Customer Retention Versus Customer Acquisition


This has been one of my top marketing guilt trips ever: customer retention versus customer acquisition--& I stand--guilty as charged--customer retention all the way.


Image credit: http://tnw.co/NZtNqa

In the barrage of constantly shrinking bottom-line pressures, new customer acquisition costs as well as customer maintenance costs, it would appear obvious that marketers would throw their money on maintaining & retaining current customer accounts. I wish--& more often so. Marketers are constantly forced to find newer niches, newer premium-set of target groups to sell existing product lines, sometimes at grave costs of depriving current customer accounts of the depth and extent of required marketing activities.

Common marketing folklore--now strictly restricted to folklore--& I wish somebody was listening!

Retention is likely to be more profitable than acquisition.
Customer retention can have a positive impact on acquisition.
Customer retention can take time to bear fruit.
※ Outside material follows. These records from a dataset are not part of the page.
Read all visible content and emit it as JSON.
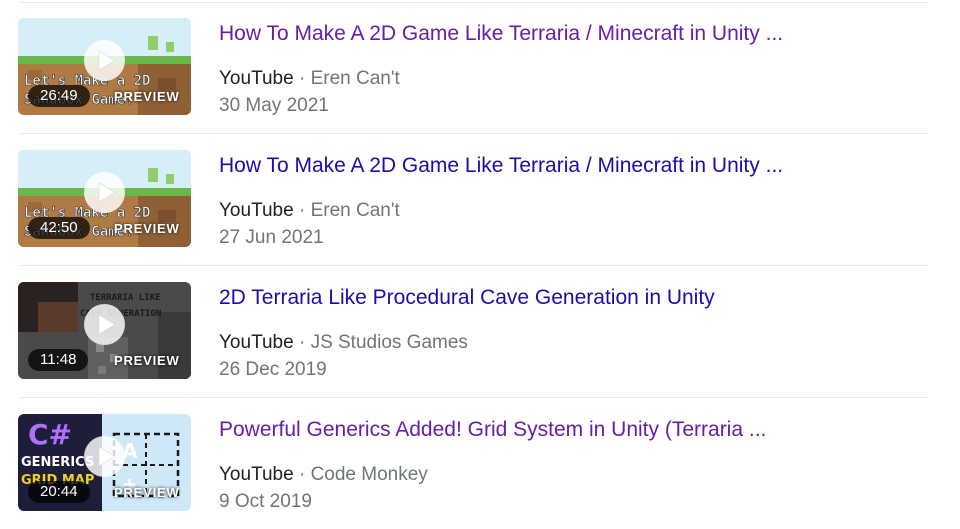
{
  "results": [
    {
      "title": "How To Make A 2D Game Like Terraria / Minecraft in Unity ...",
      "source": "YouTube",
      "separator": "·",
      "channel": "Eren Can't",
      "date": "30 May 2021",
      "duration": "26:49",
      "preview_label": "PREVIEW",
      "thumb_text_1": "Let's Make a 2D",
      "thumb_text_2": "Sandbox Game!",
      "visited": true
    },
    {
      "title": "How To Make A 2D Game Like Terraria / Minecraft in Unity ...",
      "source": "YouTube",
      "separator": "·",
      "channel": "Eren Can't",
      "date": "27 Jun 2021",
      "duration": "42:50",
      "preview_label": "PREVIEW",
      "thumb_text_1": "Let's Make a 2D",
      "thumb_text_2": "Sandbox Game!",
      "visited": false
    },
    {
      "title": "2D Terraria Like Procedural Cave Generation in Unity",
      "source": "YouTube",
      "separator": "·",
      "channel": "JS Studios Games",
      "date": "26 Dec 2019",
      "duration": "11:48",
      "preview_label": "PREVIEW",
      "thumb_text_1": "TERRARIA LIKE",
      "thumb_text_2": "CAVE GENERATION",
      "visited": false
    },
    {
      "title": "Powerful Generics Added! Grid System in Unity (Terraria ...",
      "source": "YouTube",
      "separator": "·",
      "channel": "Code Monkey",
      "date": "9 Oct 2019",
      "duration": "20:44",
      "preview_label": "PREVIEW",
      "thumb_text_1": "C#",
      "thumb_text_2": "GENERICS",
      "thumb_text_3": "GRID MAP",
      "visited": true
    }
  ],
  "colors": {
    "visited_link": "#681da8",
    "unvisited_link": "#1a0dab",
    "secondary_text": "#70757a",
    "primary_text": "#202124"
  },
  "icons": {
    "play": "play-icon"
  }
}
As this study published here on cmo.com points out "We showed that in industry after industry, the high cost of acquiring customers renders many customer relationships unprofitable during their early years. Only in later years, when the cost of serving loyal customers falls and the volume of their purchases rises, do relationships generate big returns. The bottom line: Increasing customer retention rates by 5% increases profits by 25% to 95%."

Words of the wise--for the wise--but in the era of fluid eyeballs, unlike lead generation or customer acquisition, retention campaigns take relatively longer before producing results. It is much more involved--and perceivably uncool activity to pursue?--than lead generation activities? Retention campaigns are thought to focus more on loyalty, relationships, and engagement-metrics perceived to be weakly correlated with sales--atleast that is what I have witnessed it as being perceived.

Every converted customer is your case study--and every opportunity to increase business with him a testament to your customer relationship management; why let a customer walk away without knowing what else you have to offer? Court your customer, if he chooses to buy, good, else part with the courtesy of a good first date, with hopes of a second! But remember, retention ought to precede acquisition.